Steam, the granddaddy of PC launchers.
Chris Hoffman / IDG
But the most unforgivable type of launcher, the one that really gets my goat? It’s the kind that won’t work unless there are multiple launchers loaded, or else the launcher needs to authenticate something outside of itself before it will run.
I can just see the grins on the developers’ faces as they fool another few hapless victims into doing something very specific on their PCs to play the latest Call of Duty game.
So how did it get to this?
A walk down memory lane, and I remember logging into Battle.net in 1997 to play the fledgling Diablo and savoring the build-up of excitement as I waited for it to load me into the starting town of Tristram.
Yes, I was still using a launcher here, but it wasn’t a bad experience. Why? Those were the days before the conglomeration of games into central platforms, at least on PC, and things were simpler.
The excitement came from how personalized it all was. These launchers were game-centric, made for the one or two hero titles you had loaded up on your PC. As such, they felt like a kind of extension of the game itself, with atmospheric music and imagery that would build suspense as you waited. The software wasn’t flawless, but because it was made specifically for those titles, it mainly worked.
Then the game industry changed and became a multimillion-dollar global behemoth. The number of games increased 100-fold, as did the number we had to own in order to have a decent co-op session with friends.
Internet bandwidths hit breakneck speeds, and keeping tabs on your games and all that went with them for co-op matches (like the passwords to login) became more like bookkeeping than merely gaming (more complicated even than having to deal with multiple launchers is now).
The need for a central hub to collate games and achievements, like the consoles used, became an obvious necessity at the time, so we got Steam.

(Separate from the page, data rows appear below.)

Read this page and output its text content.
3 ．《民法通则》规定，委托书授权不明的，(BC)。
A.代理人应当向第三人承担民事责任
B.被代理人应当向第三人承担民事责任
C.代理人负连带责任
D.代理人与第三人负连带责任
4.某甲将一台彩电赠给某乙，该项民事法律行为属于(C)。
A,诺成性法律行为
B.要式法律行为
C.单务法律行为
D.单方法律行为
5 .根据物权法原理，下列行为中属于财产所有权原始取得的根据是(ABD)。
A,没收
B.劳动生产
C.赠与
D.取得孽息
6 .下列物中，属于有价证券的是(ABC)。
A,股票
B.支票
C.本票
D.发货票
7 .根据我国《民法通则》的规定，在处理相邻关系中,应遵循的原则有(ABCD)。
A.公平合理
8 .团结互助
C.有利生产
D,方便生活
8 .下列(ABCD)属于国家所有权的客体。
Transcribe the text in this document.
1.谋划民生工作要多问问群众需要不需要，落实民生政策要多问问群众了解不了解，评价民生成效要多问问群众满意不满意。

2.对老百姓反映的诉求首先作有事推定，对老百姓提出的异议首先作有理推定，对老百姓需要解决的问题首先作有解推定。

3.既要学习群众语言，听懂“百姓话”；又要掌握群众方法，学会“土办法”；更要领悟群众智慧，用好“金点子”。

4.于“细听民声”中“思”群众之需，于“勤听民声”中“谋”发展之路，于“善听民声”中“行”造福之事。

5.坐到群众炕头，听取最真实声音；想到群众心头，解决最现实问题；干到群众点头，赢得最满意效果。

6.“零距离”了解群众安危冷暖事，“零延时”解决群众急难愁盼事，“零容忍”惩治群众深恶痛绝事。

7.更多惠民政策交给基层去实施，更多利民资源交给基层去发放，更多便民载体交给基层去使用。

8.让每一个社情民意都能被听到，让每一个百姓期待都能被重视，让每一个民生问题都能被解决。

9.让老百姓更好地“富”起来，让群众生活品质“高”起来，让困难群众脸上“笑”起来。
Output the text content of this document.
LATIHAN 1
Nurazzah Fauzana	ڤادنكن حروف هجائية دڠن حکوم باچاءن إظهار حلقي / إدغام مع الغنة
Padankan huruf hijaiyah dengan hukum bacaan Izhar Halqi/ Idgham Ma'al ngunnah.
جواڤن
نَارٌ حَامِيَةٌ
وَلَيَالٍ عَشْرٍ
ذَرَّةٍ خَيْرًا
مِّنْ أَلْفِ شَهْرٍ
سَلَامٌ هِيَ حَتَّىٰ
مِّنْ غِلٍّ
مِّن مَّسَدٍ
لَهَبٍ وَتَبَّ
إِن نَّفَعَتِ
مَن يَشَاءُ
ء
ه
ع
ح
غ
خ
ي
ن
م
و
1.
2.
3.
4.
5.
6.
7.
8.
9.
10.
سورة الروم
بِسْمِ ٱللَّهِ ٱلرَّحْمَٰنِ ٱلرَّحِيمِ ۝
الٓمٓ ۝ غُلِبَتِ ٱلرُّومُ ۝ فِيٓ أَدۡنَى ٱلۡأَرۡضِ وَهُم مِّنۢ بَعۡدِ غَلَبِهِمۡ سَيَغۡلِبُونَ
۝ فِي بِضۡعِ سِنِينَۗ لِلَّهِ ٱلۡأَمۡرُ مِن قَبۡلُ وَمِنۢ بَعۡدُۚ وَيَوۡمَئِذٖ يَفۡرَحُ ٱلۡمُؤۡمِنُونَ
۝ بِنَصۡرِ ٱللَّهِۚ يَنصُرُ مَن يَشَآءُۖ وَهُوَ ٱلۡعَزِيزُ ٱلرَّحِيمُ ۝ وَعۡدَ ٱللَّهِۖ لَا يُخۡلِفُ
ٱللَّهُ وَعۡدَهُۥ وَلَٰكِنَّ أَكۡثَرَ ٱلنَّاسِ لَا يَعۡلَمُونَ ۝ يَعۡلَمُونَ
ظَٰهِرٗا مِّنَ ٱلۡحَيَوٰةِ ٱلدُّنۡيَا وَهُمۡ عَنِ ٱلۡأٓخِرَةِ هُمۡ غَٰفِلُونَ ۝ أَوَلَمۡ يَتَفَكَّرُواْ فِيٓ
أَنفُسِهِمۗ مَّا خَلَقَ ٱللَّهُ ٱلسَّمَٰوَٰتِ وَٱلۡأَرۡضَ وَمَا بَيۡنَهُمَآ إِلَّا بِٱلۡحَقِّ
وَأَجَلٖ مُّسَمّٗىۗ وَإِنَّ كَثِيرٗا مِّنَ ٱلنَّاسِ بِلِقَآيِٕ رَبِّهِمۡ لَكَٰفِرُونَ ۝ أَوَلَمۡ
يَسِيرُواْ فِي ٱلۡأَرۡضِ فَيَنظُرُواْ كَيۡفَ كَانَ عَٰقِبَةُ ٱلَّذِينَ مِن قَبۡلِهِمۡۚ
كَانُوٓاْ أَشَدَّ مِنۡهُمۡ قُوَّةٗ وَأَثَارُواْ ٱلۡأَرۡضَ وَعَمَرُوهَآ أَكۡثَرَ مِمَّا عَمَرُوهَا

Valve stepped forward and launched Steam in 2003, which undeniably made life a lot easier. Today, I’m very glad for it, even if it is less specific to my games and more of a central railway station where they all meet. On the whole, I find it a smooth experience too, a testament to it being well-built, managed, and curated.
What came after Steam, however, really started the downward trajectory.
Continuing on the timeline, soon enough every big-name publisher decided that they could skirt around having to pay Valve royalties to post their games on Steam, by simply having their own game launchers and hubs. That’s despite some of them only having a single game worth playing.
The motivation here was all wrong — the new hubs and launchers weren’t driven by gamer demand but by a commercial one, and sadly many still are.
On that last point, I’m not advocating for them to disappear altogether or to sell out to Valve, but perhaps there needs to be more collaboration to make games easier to access and launch across game hubs and without the hangups we see today.
It’s a sobering thought that our headaches with launchers come down to it simply being better business for some. Let’s hope there’s one day a shift back to what will work best for the average gamer.